The Chamber said the situation places Ghana among countries with the highest effective mining tax regimes globally and could undermine efforts to maintain the country’s attractiveness as a mining destination.
It has therefore renewed calls for a comprehensive review of the mining fiscal framework to ensure government revenue objectives are balanced against the sector’s long-term sustainability and competitiveness.
Beyond taxation, the Chamber also expressed concern over the state of development in many mining communities.
Despite the mining sector’s position as one of Ghana’s largest contributors to export earnings and domestic revenue, the Chamber said living conditions in several mining areas remain inconsistent with the wealth generated from the country’s mineral resources.

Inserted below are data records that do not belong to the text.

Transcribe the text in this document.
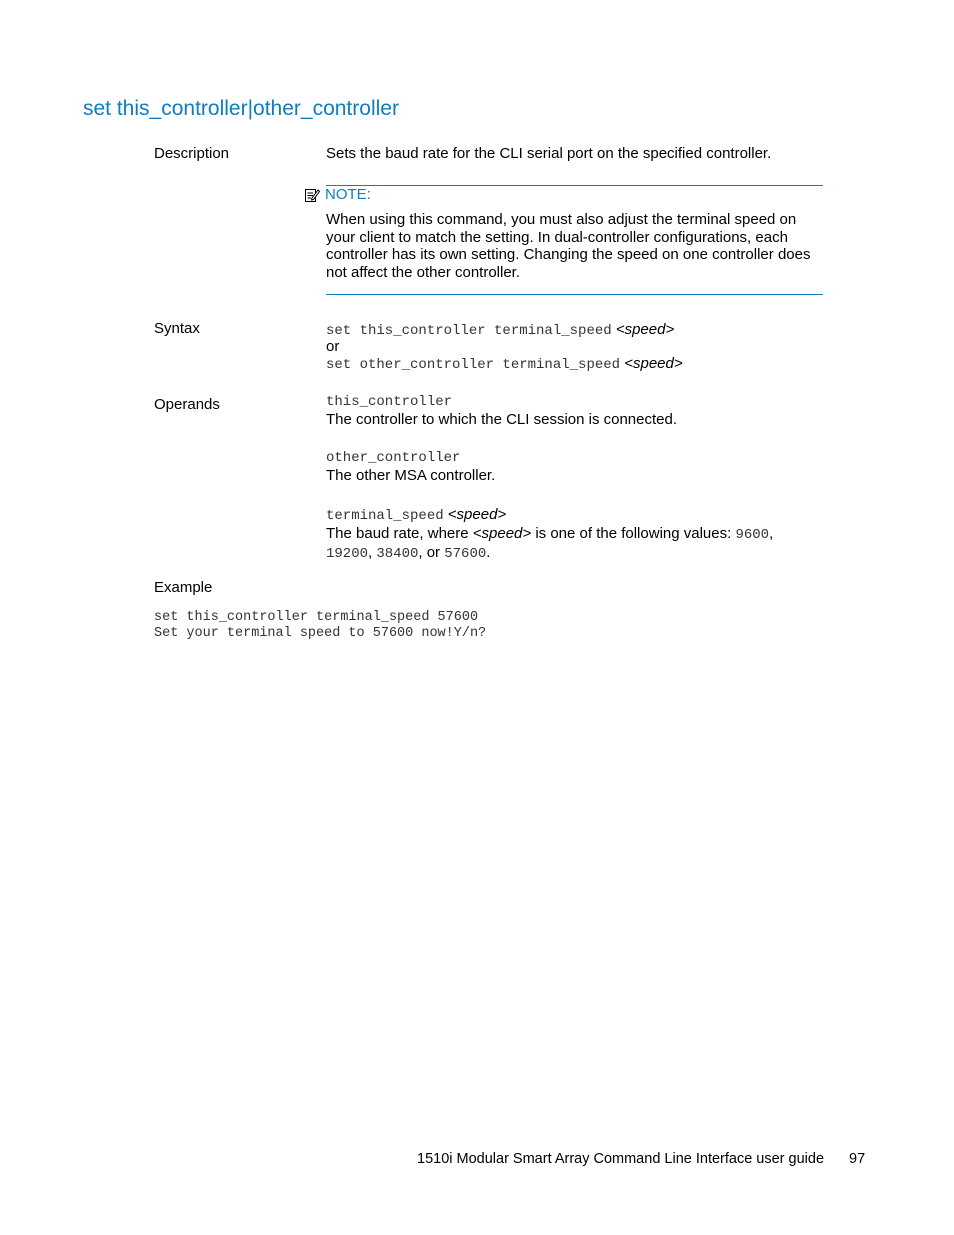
set this_controller|other_controller
Description	Sets the baud rate for the CLI serial port on the specified controller.
NOTE:
When using this command, you must also adjust the terminal speed on your client to match the setting. In dual-controller configurations, each controller has its own setting. Changing the speed on one controller does not affect the other controller.
Syntax	set this_controller terminal_speed <speed>
or
set other_controller terminal_speed <speed>
Operands	this_controller
The controller to which the CLI session is connected.
other_controller
The other MSA controller.
terminal_speed <speed>
The baud rate, where <speed> is one of the following values: 9600,
19200, 38400, or 57600.
Example
set this_controller terminal_speed 57600
Set your terminal speed to 57600 now!Y/n?
1510i Modular Smart Array Command Line Interface user guide 97
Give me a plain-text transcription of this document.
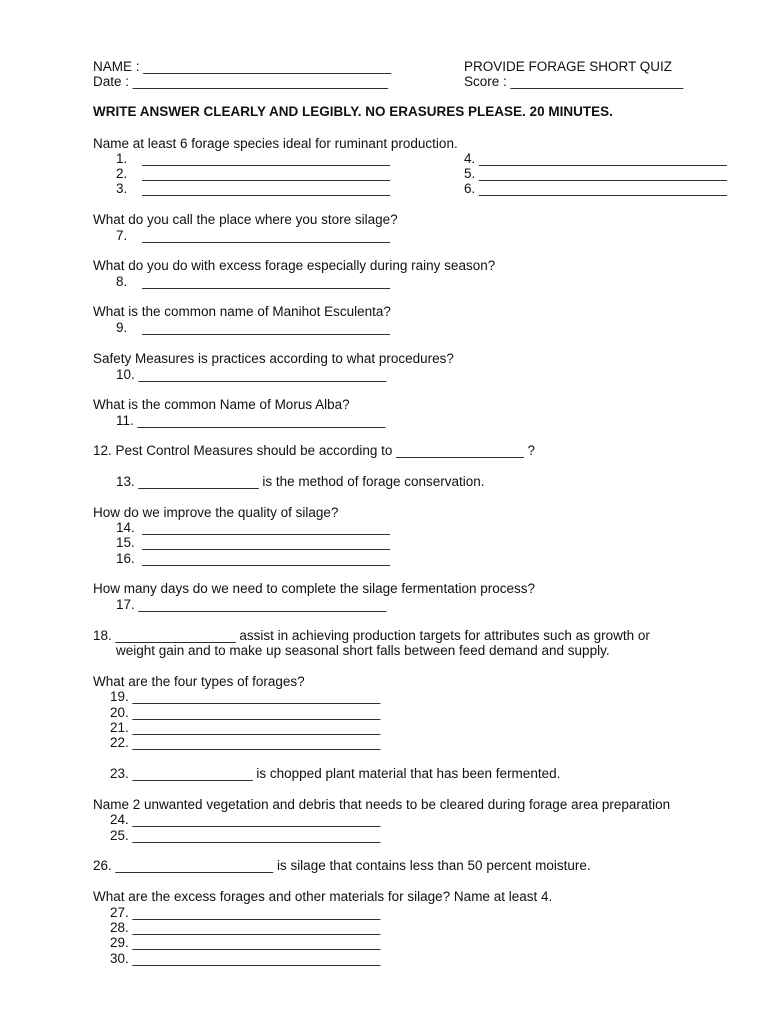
NAME : _________________________________
Date : __________________________________
PROVIDE FORAGE SHORT QUIZ
Score : _______________________
WRITE ANSWER CLEARLY AND LEGIBLY. NO ERASURES PLEASE. 20 MINUTES.
Name at least 6 forage species ideal for ruminant production.
1.    _________________________________
2.    _________________________________
3.    _________________________________
4. _________________________________
5. _________________________________
6. _________________________________
What do you call the place where you store silage?
7.    _________________________________
What do you do with excess forage especially during rainy season?
8.    _________________________________
What is the common name of Manihot Esculenta?
9.    _________________________________
Safety Measures is practices according to what procedures?
10. _________________________________
What is the common Name of Morus Alba?
11. _________________________________
12. Pest Control Measures should be according to _________________ ?
13. ________________ is the method of forage conservation.
How do we improve the quality of silage?
14.  _________________________________
15.  _________________________________
16.  _________________________________
How many days do we need to complete the silage fermentation process?
17. _________________________________
18. ________________ assist in achieving production targets for attributes such as growth or
weight gain and to make up seasonal short falls between feed demand and supply.
What are the four types of forages?
19. _________________________________
20. _________________________________
21. _________________________________
22. _________________________________
23. ________________ is chopped plant material that has been fermented.
Name 2 unwanted vegetation and debris that needs to be cleared during forage area preparation
24. _________________________________
25. _________________________________
26. _____________________ is silage that contains less than 50 percent moisture.
What are the excess forages and other materials for silage? Name at least 4.
27. _________________________________
28. _________________________________
29. _________________________________
30. _________________________________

The industry body reiterated its long-standing proposal that at least 30 percent of mineral royalties should be returned directly to mining communities to support local development.
It further renewed calls for the establishment of a Mineral Revenue Management Act to provide a transparent and accountable framework governing the collection, allocation and utilisation of mining revenues.
The Chamber also welcomed ongoing government efforts to review the Minerals and Mining Act, describing the consultative approach adopted by the Ministry of Lands and Natural Resources and the Minerals Commission as encouraging.
However, it stressed that any reforms must preserve the industry’s long-term competitiveness while maximising national benefits from Ghana’s mineral resources.
The concerns come at a time when the mining sector remains a critical pillar of Ghana’s economy, contributing significantly to export earnings, government revenue and foreign exchange inflows. Industry leaders say maintaining a stable and competitive policy environment will be crucial if Ghana is to sustain investment and capitalise on growing global demand for minerals.